Liquid crystalline order delays crystallisation in mixed surfactant systems

Abstract

Crystallisation in mixed surfactant systems is often preceded by the formation of intermediate self-assembled structures, whose influence on crystallisation pathways remains poorly understood. In particular, the emergence of liquid crystalline phases can impact both the onset and progression of crystallisation. Here, we investigate crystallisation upon cooling in aqueous mixtures of sodium dodecyl sulfate (SDS) and dimethyldodecylamine oxide (DDAO) at concentrations relevant to formulated systems, employing dynamic light scattering, cross-polarised optical microscopy, and small-angle neutron scattering. We find that addition of DDAO to 20% SDS promotes the formation of a hexagonal liquid crystalline phase, accompanied by a marked increase in viscosity and a pronounced change in crystallisation kinetics.
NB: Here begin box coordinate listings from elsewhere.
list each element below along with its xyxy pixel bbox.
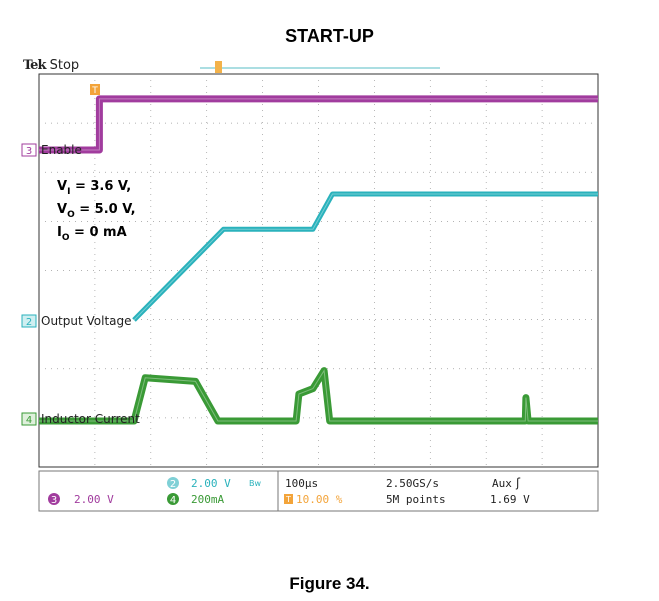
trigger-marker: T bbox=[90, 84, 100, 96]
ch3-badge bbox=[48, 493, 60, 505]
svg-text:3: 3 bbox=[26, 146, 32, 157]
bandwidth-limit-icon: Bw bbox=[249, 479, 261, 488]
trigger-position-badge bbox=[284, 494, 293, 504]
trace-enable bbox=[39, 95, 598, 154]
record-length: 5M points bbox=[386, 493, 446, 506]
acquisition-status: Stop bbox=[49, 58, 80, 73]
svg-text:4: 4 bbox=[26, 415, 32, 426]
rising-edge-icon: ʃ bbox=[515, 476, 521, 490]
svg-text:Output Voltage: Output Voltage bbox=[41, 314, 132, 328]
sample-rate: 2.50GS/s bbox=[386, 477, 439, 490]
condition-vi: VI = 3.6 V, bbox=[57, 179, 131, 197]
svg-text:T: T bbox=[285, 495, 291, 504]
condition-vo: VO = 5.0 V, bbox=[57, 202, 136, 220]
readout-panel: 2 2.00 V Bw 3 2.00 V 4 200mA 100µs T 10.… bbox=[38, 470, 599, 512]
svg-text:2: 2 bbox=[170, 479, 176, 490]
channel-label-output-voltage: 2 Output Voltage bbox=[21, 314, 132, 328]
channel-label-enable: 3 Enable bbox=[21, 143, 82, 157]
ch2-badge bbox=[167, 477, 179, 489]
trace-output-voltage bbox=[132, 191, 598, 322]
trigger-source: Aux bbox=[492, 477, 512, 490]
trigger-position-value: 10.00 % bbox=[296, 493, 343, 506]
svg-text:T: T bbox=[91, 86, 98, 96]
trace-enable-highlight bbox=[39, 98, 598, 151]
test-conditions: VI = 3.6 V, VO = 5.0 V, IO = 0 mA bbox=[57, 179, 136, 243]
channel-label-inductor-current: 4 Inductor Current bbox=[21, 412, 140, 426]
timebase: 100µs bbox=[285, 477, 318, 490]
figure-title: START-UP bbox=[285, 26, 374, 46]
svg-text:2: 2 bbox=[26, 317, 32, 328]
figure-caption: Figure 34. bbox=[289, 574, 370, 593]
ch2-scale: 2.00 V bbox=[191, 477, 231, 490]
oscilloscope-screen: T 3 Enable 2 Output Voltage 4 Inductor C… bbox=[21, 61, 599, 512]
svg-text:Inductor Current: Inductor Current bbox=[41, 412, 140, 426]
svg-text:3: 3 bbox=[51, 495, 57, 506]
trace-inductor-current bbox=[39, 367, 598, 425]
svg-text:Enable: Enable bbox=[41, 143, 82, 157]
trace-layer bbox=[39, 95, 598, 425]
brand-logo: Tek bbox=[23, 58, 46, 73]
trace-output-voltage-highlight bbox=[133, 193, 598, 321]
ch4-scale: 200mA bbox=[191, 493, 224, 506]
scope-status: Tek Stop bbox=[23, 58, 79, 73]
condition-io: IO = 0 mA bbox=[57, 225, 127, 243]
trigger-position-icon bbox=[215, 61, 222, 73]
ch4-badge bbox=[167, 493, 179, 505]
graticule-frame bbox=[38, 73, 599, 468]
trigger-level: 1.69 V bbox=[490, 493, 530, 506]
trace-inductor-current-highlight bbox=[39, 369, 598, 422]
svg-text:4: 4 bbox=[170, 495, 176, 506]
ch3-scale: 2.00 V bbox=[74, 493, 114, 506]
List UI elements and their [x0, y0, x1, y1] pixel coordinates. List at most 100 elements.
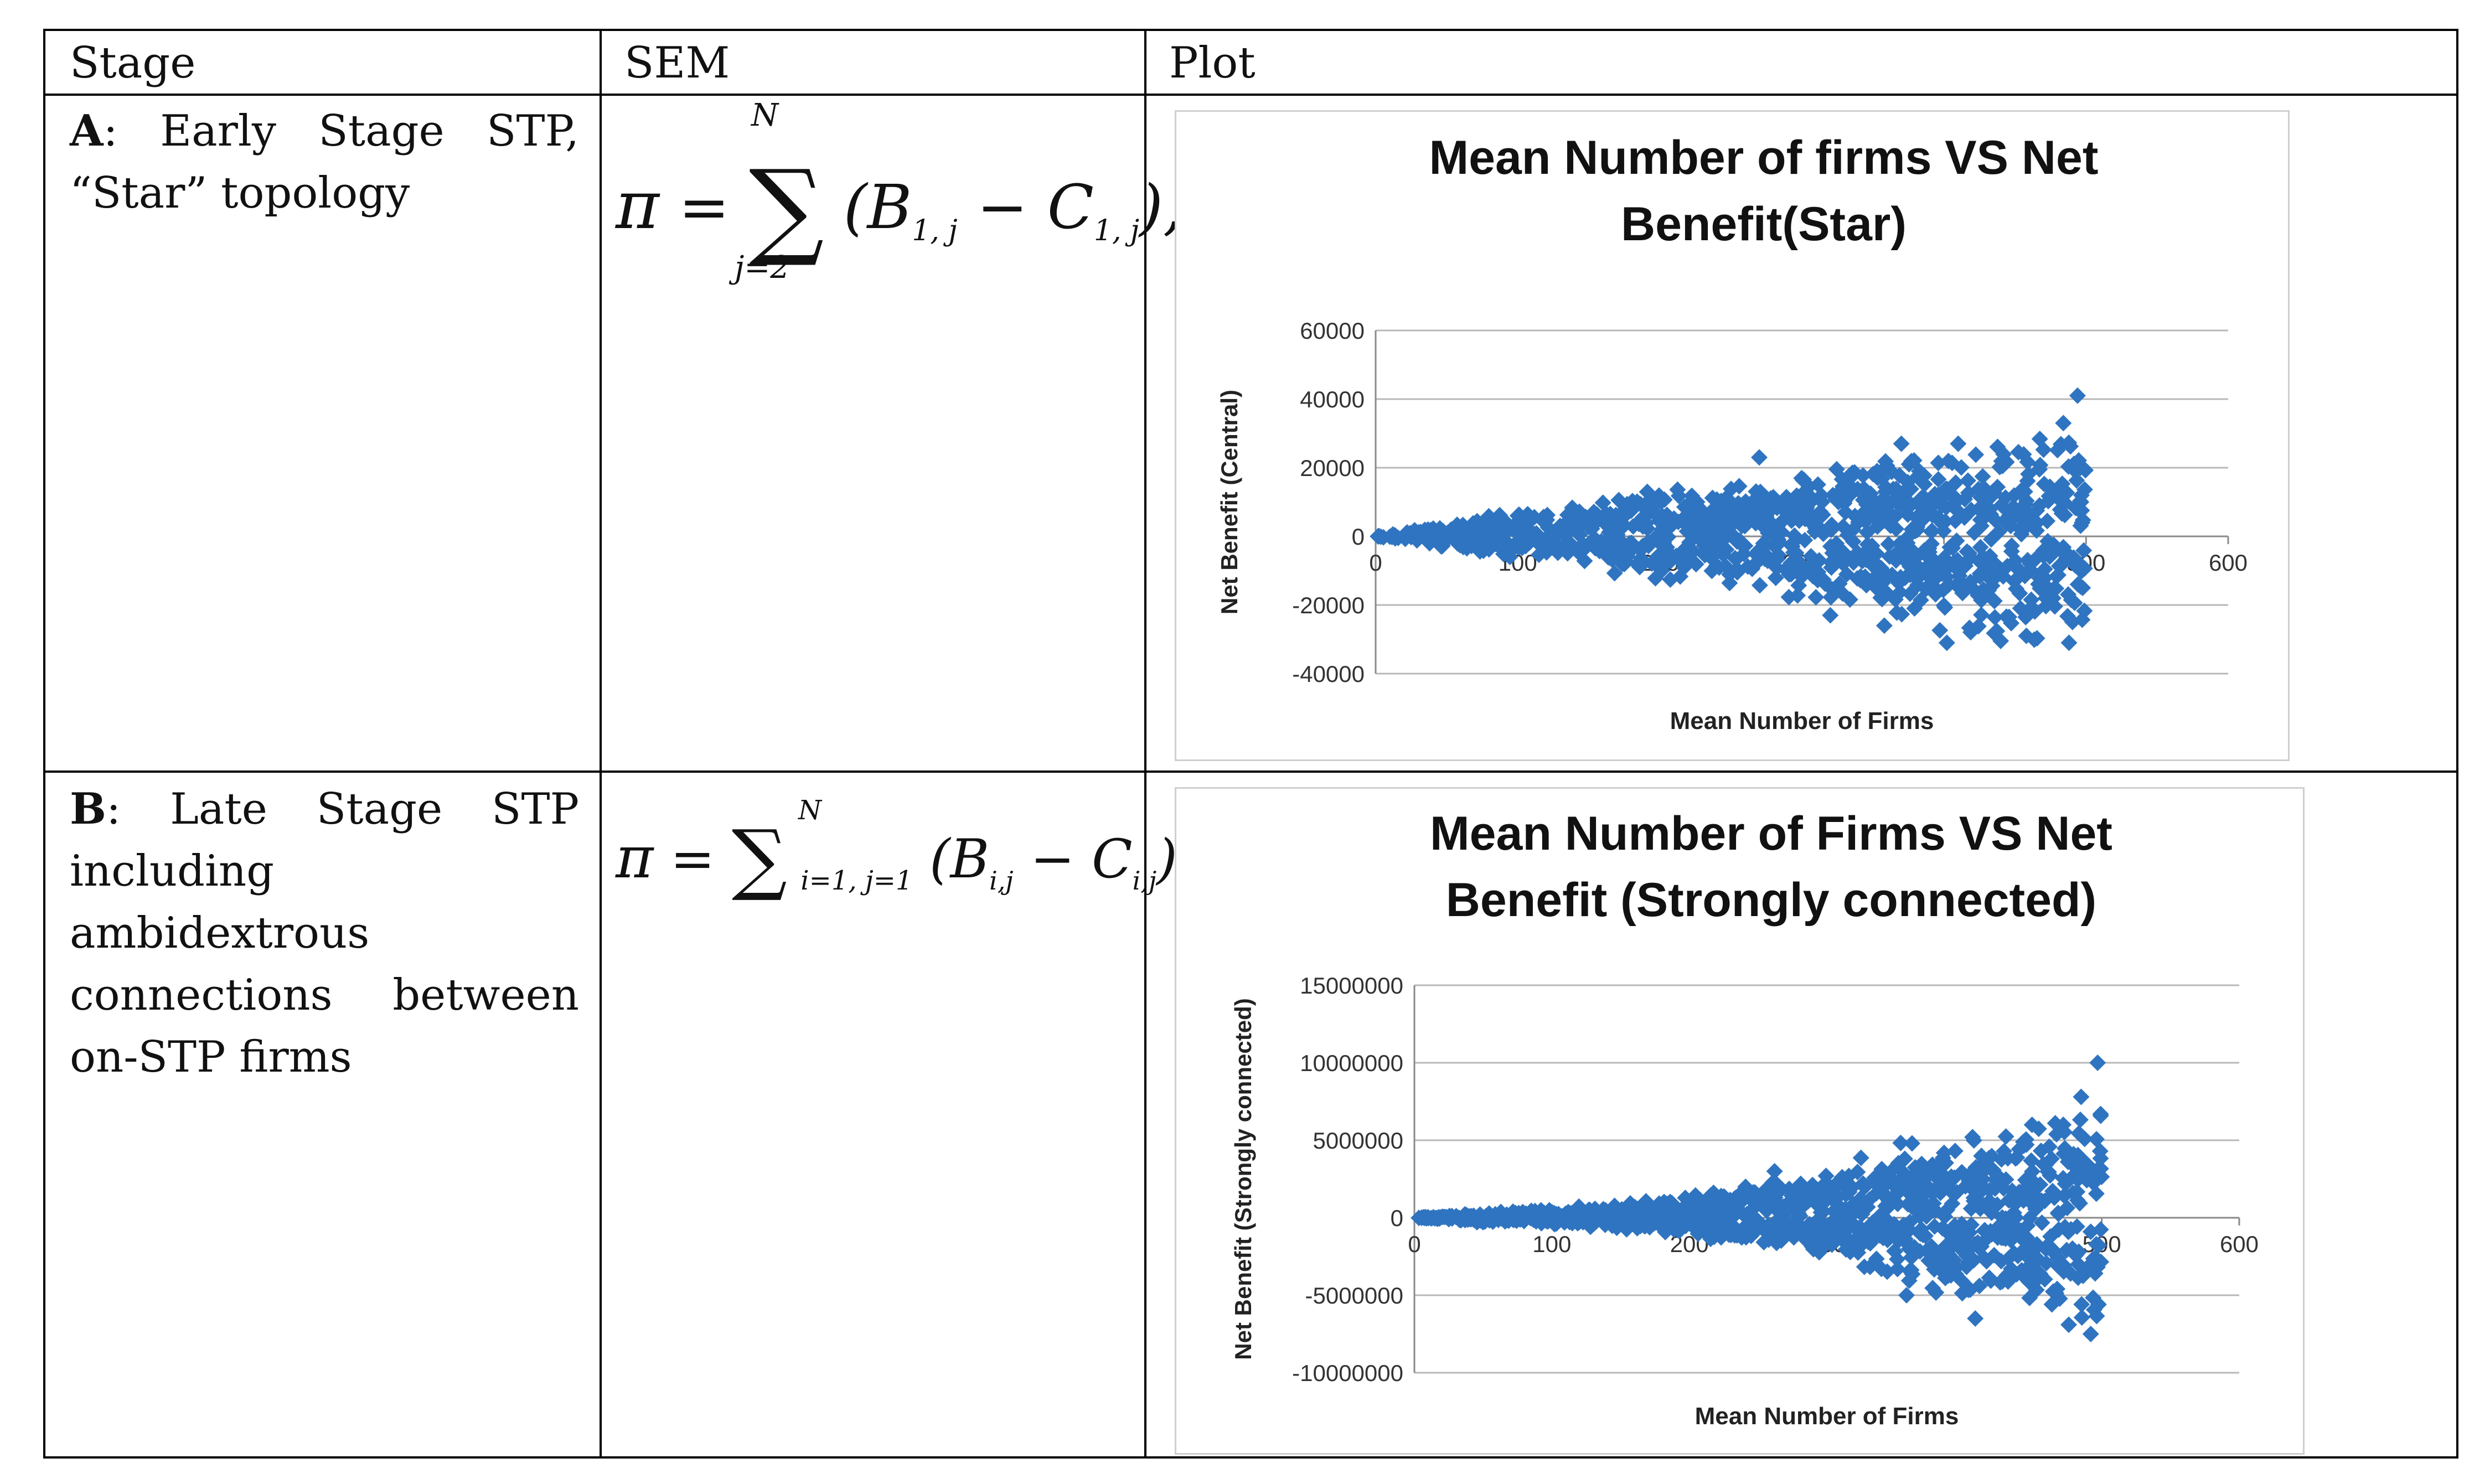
- scatter-point: [1913, 1155, 1930, 1172]
- scatter-point: [2075, 542, 2093, 559]
- scatter-point: [1983, 1147, 2000, 1165]
- scatter-point: [1839, 526, 1856, 544]
- scatter-point: [1583, 520, 1600, 537]
- scatter-point: [1936, 599, 1954, 616]
- scatter-point: [2055, 415, 2072, 432]
- row-divider: [45, 771, 2456, 773]
- scatter-point: [1721, 566, 1738, 583]
- scatter-point: [1873, 591, 1890, 608]
- scatter-point: [2011, 1141, 2028, 1158]
- scatter-point: [1918, 578, 1935, 596]
- scatter-point: [1732, 1194, 1749, 1211]
- scatter-point: [1938, 634, 1955, 651]
- scatter-point: [2031, 461, 2048, 478]
- scatter-point: [2035, 441, 2052, 458]
- scatter-point: [1999, 1150, 2016, 1167]
- scatter-point: [1925, 1195, 1942, 1212]
- scatter-point: [1946, 490, 1964, 508]
- scatter-point: [1893, 435, 1910, 452]
- scatter-point: [1964, 1129, 1981, 1146]
- scatter-point: [1948, 1259, 1965, 1276]
- stage-a-text: : Early Stage STP, “Star” topology: [70, 106, 579, 218]
- scatter-point: [1730, 478, 1748, 495]
- scatter-point: [1954, 1285, 1971, 1302]
- scatter-point: [1773, 1180, 1790, 1197]
- scatter-point: [1520, 506, 1537, 524]
- scatter-point: [1780, 588, 1797, 606]
- scatter-point: [1657, 1223, 1674, 1240]
- scatter-point: [2056, 494, 2073, 511]
- scatter-point: [2072, 578, 2089, 595]
- header-sem: SEM: [624, 38, 730, 88]
- scatter-point: [1868, 1185, 1885, 1202]
- scatter-point: [1663, 550, 1680, 567]
- scatter-point: [1800, 1221, 1817, 1238]
- scatter-point: [1903, 1168, 1920, 1186]
- scatter-point: [1511, 1211, 1528, 1228]
- scatter-point: [2071, 1195, 2088, 1212]
- scatter-point: [1992, 1253, 2009, 1270]
- scatter-point: [2060, 634, 2078, 651]
- scatter-point: [1980, 560, 1997, 577]
- chart-strongly-connected: Mean Number of Firms VS Net Benefit (Stro…: [1175, 787, 2305, 1455]
- formula-a-sub2: 1, j: [1093, 214, 1140, 247]
- scatter-point: [1970, 1239, 1987, 1256]
- scatter-point: [1938, 568, 1955, 586]
- scatter-point: [1630, 515, 1647, 532]
- comparison-table: Stage SEM Plot A: Early Stage STP, “Star…: [43, 29, 2458, 1459]
- scatter-point: [1975, 585, 1992, 602]
- scatter-point: [1751, 449, 1768, 466]
- scatter-point: [2019, 1217, 2036, 1234]
- scatter-point: [1559, 506, 1576, 524]
- scatter-point: [1469, 513, 1486, 530]
- scatter-point: [1815, 1194, 1832, 1211]
- scatter-point: [1937, 513, 1954, 530]
- scatter-point: [1691, 514, 1708, 531]
- scatter-point: [2023, 1152, 2040, 1169]
- scatter-point: [1814, 493, 1831, 510]
- scatter-point: [2087, 1249, 2104, 1266]
- scatter-point: [2017, 608, 2034, 625]
- scatter-point: [1823, 521, 1840, 539]
- scatter-point: [1974, 468, 1991, 485]
- scatter-point: [1748, 555, 1765, 572]
- scatter-point: [1903, 453, 1920, 470]
- scatter-point: [2060, 1316, 2078, 1333]
- scatter-point: [1926, 1218, 1943, 1235]
- scatter-point: [1864, 542, 1882, 559]
- scatter-point: [1514, 1203, 1531, 1221]
- scatter-point: [1967, 446, 1985, 463]
- scatter-point: [2076, 602, 2093, 619]
- scatter-point: [1888, 520, 1905, 537]
- scatter-point: [1807, 520, 1824, 537]
- scatter-point: [1936, 549, 1953, 566]
- scatter-point: [1493, 517, 1510, 534]
- column-divider-2: [1144, 31, 1146, 1456]
- scatter-point: [1961, 545, 1978, 562]
- scatter-point: [1910, 1192, 1928, 1209]
- y-tick-label: 10000000: [1300, 1050, 1403, 1076]
- scatter-point: [1509, 507, 1526, 524]
- scatter-point: [1657, 1206, 1675, 1223]
- scatter-point: [1989, 478, 2006, 495]
- scatter-point: [1903, 1261, 1920, 1279]
- scatter-point: [1849, 480, 1866, 498]
- scatter-point: [1862, 1235, 1879, 1252]
- scatter-point: [2088, 1131, 2105, 1148]
- scatter-point: [2054, 544, 2071, 561]
- scatter-point: [1967, 1159, 1985, 1176]
- scatter-point: [2044, 590, 2062, 607]
- scatter-point: [1967, 1173, 1985, 1190]
- scatter-point: [1873, 464, 1890, 481]
- scatter-point: [1856, 1258, 1873, 1275]
- scatter-point: [2090, 1237, 2107, 1254]
- scatter-point: [2058, 1242, 2075, 1259]
- scatter-point: [1876, 617, 1893, 634]
- scatter-point: [1604, 551, 1621, 568]
- scatter-point: [1683, 487, 1701, 504]
- scatter-point: [1933, 1252, 1950, 1269]
- scatter-point: [1790, 1205, 1807, 1222]
- scatter-point: [1587, 538, 1604, 555]
- scatter-point: [1958, 1258, 1975, 1275]
- scatter-point: [1874, 575, 1891, 592]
While the apparent crystallisation temperature is only weakly affected beyond 3 wt% DDAO, the induction time for crystallisation increases by orders of magnitude for DDAO concentrations 5 wt%, indicating a strong retardation of crystallisation within the liquid crystalline regime. Time-resolved small-angle neutron scattering (SANS) reveals that crystallisation proceeds via a delayed transformation of the hexagonal phase, with coexistence of liquid crystalline and crystalline structures over extended timescales. This kinetically hindered pathway associated to liquid crystalline order can be exploited to postpone crystallisation (and thus increase metastability) in surfactant formulations without significant changes to overall composition.